Interpretation of Regret Tiebreaker’s Subtle Throughput Gains in Lifelong MAPF

Determine whether one-step optimization of the regret-based tiebreaker in Priority Inheritance with Backtracking (PIBT) correlates with throughput improvement in lifelong multi-agent pathfinding (MAPF), and ascertain the reason why the regret-based tiebreaker yields subtler throughput gains than the hindrance-based tiebreaker in the reported experiments.

Background

The paper proposes two lightweight tiebreaking terms for PIBT—hindrance and regret—to improve solution quality and scalability in large-scale MAPF. Hindrance measures whether an action will hinder a neighbor’s progress next timestep, while regret is learned over multiple PIBT runs to estimate how an action causes regret (distance suboptimality) in others.

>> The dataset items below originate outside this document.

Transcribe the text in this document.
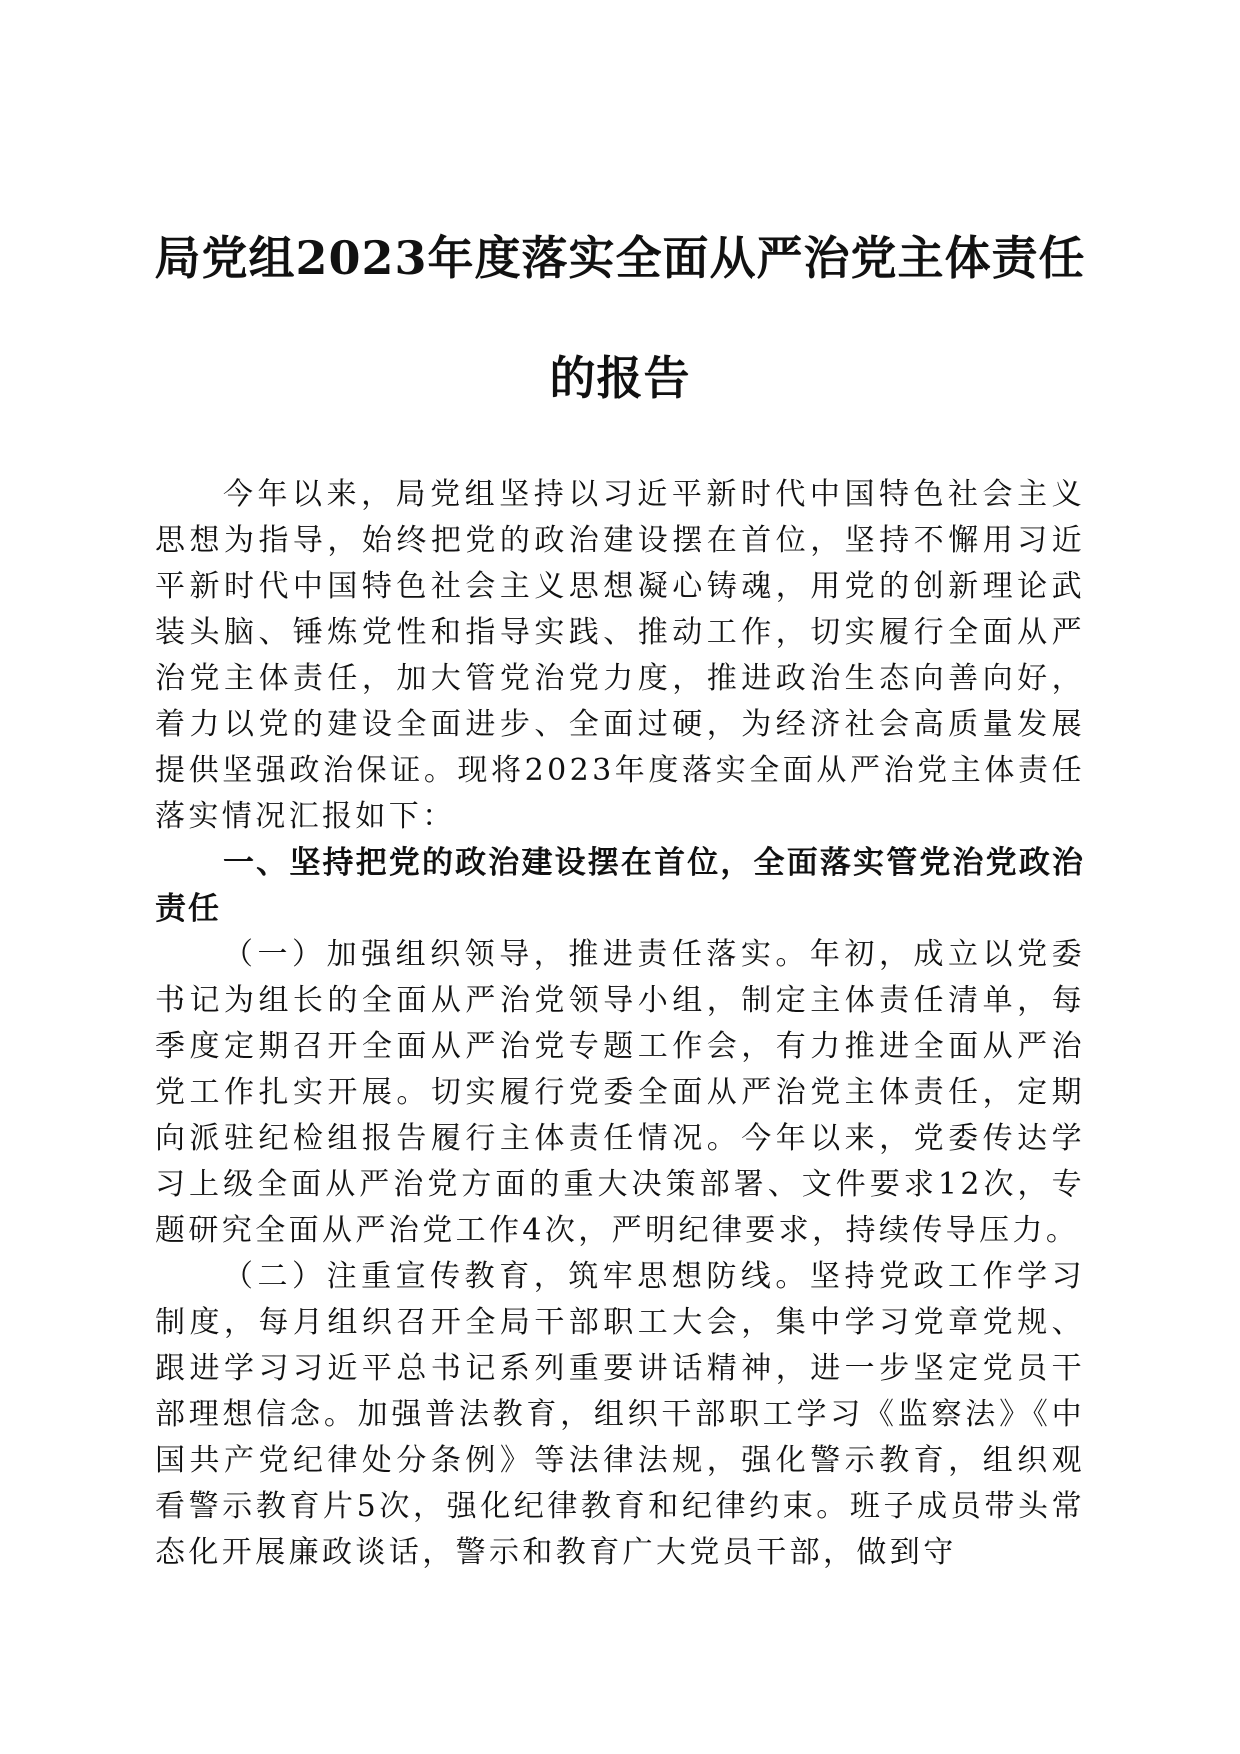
局党组2023年度落实全面从严治党主体责任
的报告

今年以来，局党组坚持以习近平新时代中国特色社会主义思想为指导，始终把党的政治建设摆在首位，坚持不懈用习近平新时代中国特色社会主义思想凝心铸魂，用党的创新理论武装头脑、锤炼党性和指导实践、推动工作，切实履行全面从严治党主体责任，加大管党治党力度，推进政治生态向善向好，着力以党的建设全面进步、全面过硬，为经济社会高质量发展提供坚强政治保证。现将2023年度落实全面从严治党主体责任落实情况汇报如下：

一、坚持把党的政治建设摆在首位，全面落实管党治党政治责任

（一）加强组织领导，推进责任落实。年初，成立以党委书记为组长的全面从严治党领导小组，制定主体责任清单，每季度定期召开全面从严治党专题工作会，有力推进全面从严治党工作扎实开展。切实履行党委全面从严治党主体责任，定期向派驻纪检组报告履行主体责任情况。今年以来，党委传达学习上级全面从严治党方面的重大决策部署、文件要求12次，专题研究全面从严治党工作4次，严明纪律要求，持续传导压力。

（二）注重宣传教育，筑牢思想防线。坚持党政工作学习制度，每月组织召开全局干部职工大会，集中学习党章党规、跟进学习习近平总书记系列重要讲话精神，进一步坚定党员干部理想信念。加强普法教育，组织干部职工学习《监察法》《中国共产党纪律处分条例》等法律法规，强化警示教育，组织观看警示教育片5次，强化纪律教育和纪律约束。班子成员带头常态化开展廉政谈话，警示和教育广大党员干部，做到守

In lifelong MAPF experiments, the authors report that hindrance consistently improves throughput significantly, whereas regret shows steadier but subtler improvements. They explicitly state they lack a solid interpretation of this discrepancy and speculate that one-step regret optimization may not strongly correlate with throughput, motivating a focused investigation of the relationship between regret learning and throughput outcomes.

References

We do not have solid interpretations for this; perhaps a one-step optimisation of the regret values would not correlate strongly with the throughput improvement.

Lightweight and Effective Preference Construction in PIBT for Large-Scale Multi-Agent Pathfinding  (2505.12623 - Okumura et al., 19 May 2025) in Section “Lifelong MAPF” (Experiments)